I found this better than the first Bean movie, despite the fact that 1997’s Bean: The Ultimate Disaster Movie was written by original writers Richard Curtis and Rowan Atkinson, and directed by Mel Smith. This latest Bean offering benefits from a fresh approach by director Steve Bendelack (TV’s Little Britain and The League of Gentlemen), and it feels more like a modern movie, instead of trying to recapture what was funny in the eighties. However, for the grown-ups there are still scenes that recall classic Bean (indeed the oyster scene bears strong resemblance to the ‘steak tartar’ sketch in one of the original episodes). Willem Dafoe is entertaining as the narcissistic film director with whom Bean becomes inadvertently acquainted, and Emma de Caunes plays the pretty actress Sabine who stirs Bean’s romantic feelings.
I initially thought that Rowan Atkinson, at fifty-two years old, must surely be too old by now to still be playing Mr.
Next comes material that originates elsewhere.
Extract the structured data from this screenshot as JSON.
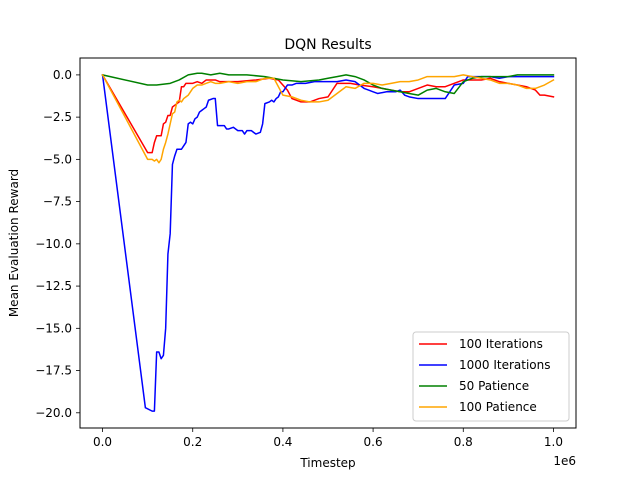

Bean. I had expected Atkinson to look like a worn-out middle-aged man pathetically trying to resurrect a character well passed its expiry date. However, I was pleasantly surprised.
He is still supple enough to play Bean the way he always did: as an opposable lamppost with the innocence of a child and the brain of a chicken. While adults will appreciate that Atkinson is still a gifted physical comedian, kids will laugh out loud at the sheer slapstick of his stunts.
1 of 1 people found this review helpful.
Mr Bean's holiday
Great film, it's funny but clean. Great for all the family and relates to everyone's life.
Every problem that happens to Mr Bean is because of himself but it doesn't ruin his holiday to Cannes, France, it makes it more interesting. It shows relationships being formed and and the ending makes the film complete!